Закатная плясунья только поморщилась, страдая от боли, вызываемой ядом.
– Я же говорила тебе, дурак, – простонала она. – Если ты отправишься в горы, ты умрешь.
Это было все, что я хотел услышать. Когда Феба застонала в знак протеста, я перевязал ее раны, натянул на нее платье и завернул в меха. И закинув себе на плечи все, что смог найти, я поднял раненую плясунью на руки. Кровь у меня все еще кипела, а в жилах бушевала какая-то отчаянная темная сила, пока я несся во двор замка, перепрыгивая через шесть-семь ступенек за раз. Теперь Лаклан стоял на коленях посреди разбитого двора, а истекающий кровью Робин помогал ему подняться с каменных плит, наблюдая, как я бегу в конюшню.
Из конюшни я выскочил на спине Аржена, Колючка следовала за нами. Окровавленная Феба лежала у меня на руках. Взгляд моего ученика был прикован к моим глазам, когда я резко остановился, и дыхание паром вырвалось в холодный воздух.
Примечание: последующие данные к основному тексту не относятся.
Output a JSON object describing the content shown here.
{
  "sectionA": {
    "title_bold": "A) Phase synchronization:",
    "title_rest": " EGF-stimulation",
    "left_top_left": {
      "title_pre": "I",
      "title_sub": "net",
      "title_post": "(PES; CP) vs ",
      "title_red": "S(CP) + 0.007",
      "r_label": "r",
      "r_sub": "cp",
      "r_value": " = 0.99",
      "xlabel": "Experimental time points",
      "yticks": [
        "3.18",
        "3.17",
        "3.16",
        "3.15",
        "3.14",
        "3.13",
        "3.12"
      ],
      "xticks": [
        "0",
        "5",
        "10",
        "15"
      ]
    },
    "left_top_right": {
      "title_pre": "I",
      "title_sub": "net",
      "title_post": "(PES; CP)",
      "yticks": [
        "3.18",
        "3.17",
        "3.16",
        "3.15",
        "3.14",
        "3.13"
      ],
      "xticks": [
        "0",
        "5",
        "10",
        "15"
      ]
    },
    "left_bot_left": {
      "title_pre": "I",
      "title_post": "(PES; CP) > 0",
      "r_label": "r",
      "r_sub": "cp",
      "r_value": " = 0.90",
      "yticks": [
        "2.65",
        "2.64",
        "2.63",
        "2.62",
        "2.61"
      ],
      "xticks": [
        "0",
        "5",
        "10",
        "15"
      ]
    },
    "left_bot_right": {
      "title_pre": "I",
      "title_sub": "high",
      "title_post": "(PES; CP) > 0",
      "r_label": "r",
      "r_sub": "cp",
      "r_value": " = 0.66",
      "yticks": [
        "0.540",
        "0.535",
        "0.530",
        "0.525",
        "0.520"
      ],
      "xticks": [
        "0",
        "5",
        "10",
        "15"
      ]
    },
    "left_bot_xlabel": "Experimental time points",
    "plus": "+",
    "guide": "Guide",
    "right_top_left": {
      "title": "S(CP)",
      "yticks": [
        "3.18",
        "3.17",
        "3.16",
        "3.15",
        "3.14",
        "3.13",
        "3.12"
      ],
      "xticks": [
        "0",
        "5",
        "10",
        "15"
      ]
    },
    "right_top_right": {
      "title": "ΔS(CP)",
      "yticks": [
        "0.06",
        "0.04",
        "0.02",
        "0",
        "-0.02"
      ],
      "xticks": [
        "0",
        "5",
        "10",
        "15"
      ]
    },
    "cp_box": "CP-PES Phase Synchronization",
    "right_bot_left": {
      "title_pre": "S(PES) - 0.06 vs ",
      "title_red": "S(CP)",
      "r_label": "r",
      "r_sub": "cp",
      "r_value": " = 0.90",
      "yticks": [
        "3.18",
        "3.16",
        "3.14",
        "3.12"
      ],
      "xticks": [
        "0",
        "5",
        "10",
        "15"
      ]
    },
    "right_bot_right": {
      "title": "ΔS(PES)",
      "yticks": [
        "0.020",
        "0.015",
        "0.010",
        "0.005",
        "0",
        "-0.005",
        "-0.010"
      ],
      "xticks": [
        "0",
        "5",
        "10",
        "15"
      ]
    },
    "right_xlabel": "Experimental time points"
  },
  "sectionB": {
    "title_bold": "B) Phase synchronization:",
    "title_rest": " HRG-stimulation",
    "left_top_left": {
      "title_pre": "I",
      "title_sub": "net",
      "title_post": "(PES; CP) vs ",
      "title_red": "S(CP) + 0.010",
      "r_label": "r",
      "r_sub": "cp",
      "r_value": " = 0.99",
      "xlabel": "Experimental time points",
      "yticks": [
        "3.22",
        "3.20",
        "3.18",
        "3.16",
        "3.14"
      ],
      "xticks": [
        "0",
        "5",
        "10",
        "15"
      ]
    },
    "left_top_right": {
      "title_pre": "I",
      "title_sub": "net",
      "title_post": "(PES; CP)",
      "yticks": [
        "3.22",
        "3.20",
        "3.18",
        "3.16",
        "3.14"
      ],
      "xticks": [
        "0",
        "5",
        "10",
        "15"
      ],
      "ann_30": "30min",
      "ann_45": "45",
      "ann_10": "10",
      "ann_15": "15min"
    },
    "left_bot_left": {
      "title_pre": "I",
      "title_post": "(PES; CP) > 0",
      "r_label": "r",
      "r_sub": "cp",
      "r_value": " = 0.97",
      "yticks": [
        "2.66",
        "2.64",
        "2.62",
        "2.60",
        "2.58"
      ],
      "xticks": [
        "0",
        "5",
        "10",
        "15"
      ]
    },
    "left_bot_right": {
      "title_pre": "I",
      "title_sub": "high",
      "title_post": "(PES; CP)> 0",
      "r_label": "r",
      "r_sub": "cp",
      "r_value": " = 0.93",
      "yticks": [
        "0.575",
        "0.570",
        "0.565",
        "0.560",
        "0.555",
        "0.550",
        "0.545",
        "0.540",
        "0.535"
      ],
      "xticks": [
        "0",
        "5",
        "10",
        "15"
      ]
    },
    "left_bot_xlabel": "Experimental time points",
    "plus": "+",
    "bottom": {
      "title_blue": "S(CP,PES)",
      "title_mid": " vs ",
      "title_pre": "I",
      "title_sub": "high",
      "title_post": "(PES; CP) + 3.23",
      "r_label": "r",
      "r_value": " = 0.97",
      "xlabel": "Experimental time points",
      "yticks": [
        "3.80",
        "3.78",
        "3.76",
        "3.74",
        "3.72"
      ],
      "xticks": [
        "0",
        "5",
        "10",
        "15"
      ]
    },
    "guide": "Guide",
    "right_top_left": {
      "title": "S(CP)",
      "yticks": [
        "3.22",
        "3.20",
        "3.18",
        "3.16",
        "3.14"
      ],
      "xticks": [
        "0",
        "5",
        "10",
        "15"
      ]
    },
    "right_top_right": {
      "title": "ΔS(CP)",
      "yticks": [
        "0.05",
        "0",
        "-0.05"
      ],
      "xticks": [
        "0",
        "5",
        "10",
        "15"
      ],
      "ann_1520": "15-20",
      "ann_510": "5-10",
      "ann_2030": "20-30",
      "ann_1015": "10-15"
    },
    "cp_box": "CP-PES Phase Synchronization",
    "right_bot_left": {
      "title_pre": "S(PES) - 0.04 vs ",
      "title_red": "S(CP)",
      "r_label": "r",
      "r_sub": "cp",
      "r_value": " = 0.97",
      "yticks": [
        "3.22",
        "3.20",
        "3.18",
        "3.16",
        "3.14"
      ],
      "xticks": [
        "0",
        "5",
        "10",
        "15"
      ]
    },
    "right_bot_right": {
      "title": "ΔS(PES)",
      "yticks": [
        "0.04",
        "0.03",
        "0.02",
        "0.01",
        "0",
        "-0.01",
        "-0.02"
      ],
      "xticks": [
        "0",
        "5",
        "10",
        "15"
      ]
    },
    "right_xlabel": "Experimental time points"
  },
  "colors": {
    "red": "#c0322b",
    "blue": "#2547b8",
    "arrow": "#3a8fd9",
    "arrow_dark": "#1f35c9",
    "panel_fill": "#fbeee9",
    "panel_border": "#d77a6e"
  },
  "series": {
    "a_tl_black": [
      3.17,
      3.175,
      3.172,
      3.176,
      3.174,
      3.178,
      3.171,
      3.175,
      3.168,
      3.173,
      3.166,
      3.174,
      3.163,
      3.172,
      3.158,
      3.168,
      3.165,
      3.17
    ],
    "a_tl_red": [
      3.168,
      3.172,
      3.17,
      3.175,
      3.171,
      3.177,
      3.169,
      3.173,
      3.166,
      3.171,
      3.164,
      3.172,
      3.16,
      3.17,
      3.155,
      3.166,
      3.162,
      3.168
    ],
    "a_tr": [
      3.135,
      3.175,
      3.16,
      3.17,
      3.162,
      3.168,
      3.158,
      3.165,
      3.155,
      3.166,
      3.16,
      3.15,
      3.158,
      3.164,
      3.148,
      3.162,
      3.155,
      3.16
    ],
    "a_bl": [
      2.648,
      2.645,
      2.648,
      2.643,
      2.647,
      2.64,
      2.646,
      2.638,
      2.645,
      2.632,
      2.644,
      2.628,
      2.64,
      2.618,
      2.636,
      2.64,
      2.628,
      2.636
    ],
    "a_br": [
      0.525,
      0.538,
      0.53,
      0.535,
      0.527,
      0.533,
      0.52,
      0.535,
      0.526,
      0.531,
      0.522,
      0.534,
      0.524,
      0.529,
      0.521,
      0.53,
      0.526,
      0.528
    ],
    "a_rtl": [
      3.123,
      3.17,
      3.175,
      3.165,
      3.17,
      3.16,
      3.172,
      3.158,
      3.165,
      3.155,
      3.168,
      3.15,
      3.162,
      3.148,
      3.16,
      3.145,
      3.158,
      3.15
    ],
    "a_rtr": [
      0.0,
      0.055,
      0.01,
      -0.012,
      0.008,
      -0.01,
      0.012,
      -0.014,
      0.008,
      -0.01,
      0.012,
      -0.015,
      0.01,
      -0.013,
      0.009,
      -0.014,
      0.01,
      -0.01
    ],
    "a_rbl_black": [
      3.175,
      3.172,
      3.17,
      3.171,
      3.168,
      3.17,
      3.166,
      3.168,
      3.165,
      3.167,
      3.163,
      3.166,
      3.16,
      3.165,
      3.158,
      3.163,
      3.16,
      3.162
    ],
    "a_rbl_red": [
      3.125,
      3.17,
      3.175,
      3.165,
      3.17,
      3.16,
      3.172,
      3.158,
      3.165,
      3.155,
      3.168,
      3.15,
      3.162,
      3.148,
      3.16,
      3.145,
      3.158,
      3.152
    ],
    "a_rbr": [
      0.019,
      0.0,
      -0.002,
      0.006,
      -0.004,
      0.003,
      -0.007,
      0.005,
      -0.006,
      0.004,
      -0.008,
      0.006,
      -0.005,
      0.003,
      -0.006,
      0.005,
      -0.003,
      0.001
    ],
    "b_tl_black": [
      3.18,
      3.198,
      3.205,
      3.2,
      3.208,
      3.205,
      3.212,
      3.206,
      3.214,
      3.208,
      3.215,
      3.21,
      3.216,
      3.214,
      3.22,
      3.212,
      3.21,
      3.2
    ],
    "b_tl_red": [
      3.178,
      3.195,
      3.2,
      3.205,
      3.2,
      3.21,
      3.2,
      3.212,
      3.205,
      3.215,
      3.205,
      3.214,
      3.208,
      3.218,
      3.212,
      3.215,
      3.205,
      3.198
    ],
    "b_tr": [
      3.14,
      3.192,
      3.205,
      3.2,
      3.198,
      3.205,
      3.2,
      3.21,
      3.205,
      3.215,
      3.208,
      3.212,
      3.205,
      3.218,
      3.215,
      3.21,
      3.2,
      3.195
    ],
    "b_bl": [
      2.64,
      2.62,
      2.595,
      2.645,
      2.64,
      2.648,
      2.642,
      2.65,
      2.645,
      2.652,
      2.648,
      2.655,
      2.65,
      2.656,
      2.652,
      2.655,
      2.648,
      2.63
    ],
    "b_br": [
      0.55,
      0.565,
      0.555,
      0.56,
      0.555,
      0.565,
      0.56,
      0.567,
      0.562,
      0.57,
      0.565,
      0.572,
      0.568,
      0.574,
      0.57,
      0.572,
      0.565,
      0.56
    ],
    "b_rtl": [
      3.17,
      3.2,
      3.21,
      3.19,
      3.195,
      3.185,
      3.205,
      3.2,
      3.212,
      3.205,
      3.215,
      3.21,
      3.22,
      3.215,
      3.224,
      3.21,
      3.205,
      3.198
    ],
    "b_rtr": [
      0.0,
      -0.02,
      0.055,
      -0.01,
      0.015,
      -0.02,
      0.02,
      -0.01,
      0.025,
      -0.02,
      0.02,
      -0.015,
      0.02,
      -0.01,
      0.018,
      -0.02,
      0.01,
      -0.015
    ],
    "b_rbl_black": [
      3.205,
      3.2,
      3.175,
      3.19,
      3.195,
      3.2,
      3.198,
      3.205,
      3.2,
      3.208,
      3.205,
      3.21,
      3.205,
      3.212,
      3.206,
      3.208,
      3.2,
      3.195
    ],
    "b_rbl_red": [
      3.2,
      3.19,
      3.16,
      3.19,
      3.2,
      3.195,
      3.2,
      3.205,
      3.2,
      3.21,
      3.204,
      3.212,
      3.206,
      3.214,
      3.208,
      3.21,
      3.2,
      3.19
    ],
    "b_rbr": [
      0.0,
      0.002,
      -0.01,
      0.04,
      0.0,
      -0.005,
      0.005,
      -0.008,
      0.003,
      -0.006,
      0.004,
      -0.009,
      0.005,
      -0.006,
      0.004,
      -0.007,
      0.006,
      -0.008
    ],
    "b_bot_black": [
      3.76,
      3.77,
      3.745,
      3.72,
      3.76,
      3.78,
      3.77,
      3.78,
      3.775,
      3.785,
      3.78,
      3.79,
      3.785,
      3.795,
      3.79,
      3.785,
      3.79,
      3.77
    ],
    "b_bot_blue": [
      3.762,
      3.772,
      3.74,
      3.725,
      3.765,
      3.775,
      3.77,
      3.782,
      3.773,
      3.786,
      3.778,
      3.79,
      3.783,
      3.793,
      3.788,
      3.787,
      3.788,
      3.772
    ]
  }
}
– Не преследуй меня больше, Лаки, – предупредил я. – Или, если все же решишься, приведи с собой гребаную армию в серебряных доспехах. Потому что тебе потребуется целая армия, чтобы помешать мне вернуться к той девушке.
С этими словами я развернул Аржена, подгоняя его. Глаза Фебы были закрыты, ресницы прилипли к окровавленным щекам, и мы устремились вперед, в затихающую бурю, мчась так, словно в спину нам дышал сам ад.
– Держись, Феба, – сказал я ей, целуя в лоб. – Просто дыши.
Это был глупый ход. А моя история, скорее всего, закончится тем, что меня зарежут и освежуют, как добычу. Но женщина в моих объятиях спасла мне жизнь, возможно, в большей степени, чем я готов был признать, и яд в ее вены проник из-за меня. И хотя это еще больше отдаляло меня от Диор и, скорее всего, вело прямиком к моей смерти, я все равно развернул разрисованную черепами морду Аржена к ветру и изо всех сил погнал его по нашему новому пути.
К залитым кровью горным пикам Лунного трона.
К теням, что танцевали в сумерках Дэсвельда.
К Высокогорью.
XI. Не время умирать
Я провел в седле шесть ночей, и все они слились в одно размытое пятно. Я почти ничего не ел. Постоянно курил. Каждую ночь сворачивался клубочком рядом с Фебой, чтобы поспать несколько минут, страшно боясь, что, проснувшись, могу обнаружить рядом с собой ее окоченевшее тело. Серебро в ее венах почернело, дыхание стало редким, кожа серой. Но я замедлил ее пульс с помощью чая из празднотени и дивношлемника, собранных в лощинах Дэсвельда, который становился все гуще. Никогда в своей гребаной жизни я не был так благодарен грибку. И все же, по мере того как мы поднимались выше, к утесам могучего Банн-Фигеал, моя благодарность улетучивалась. Деревья вокруг выглядели все более мрачными и уродливыми: опутанные тенеспином и душильником, они принимали кошмарные формы. Зловоние разложения пропитывало каждый вздох, по напоминающим когти ветвям ползли странные тени. Темные птицы пели голосами призраков, а между деревьями тянулась паутина, слишком большая для любого живущего под этим мрачным небом паука. Та мелкая дичь, что попадалась мне на глаза, погибала, шкуры зверьков покрывала бледная плесень и темные пятна гнили. Я понял, почему горные кланы были так изолированы: ни один здравомыслящий человек из ныне живущих не отважился бы добраться до них через эти леса. Но если я не пройду через них, Фебу придется здесь и упокоить.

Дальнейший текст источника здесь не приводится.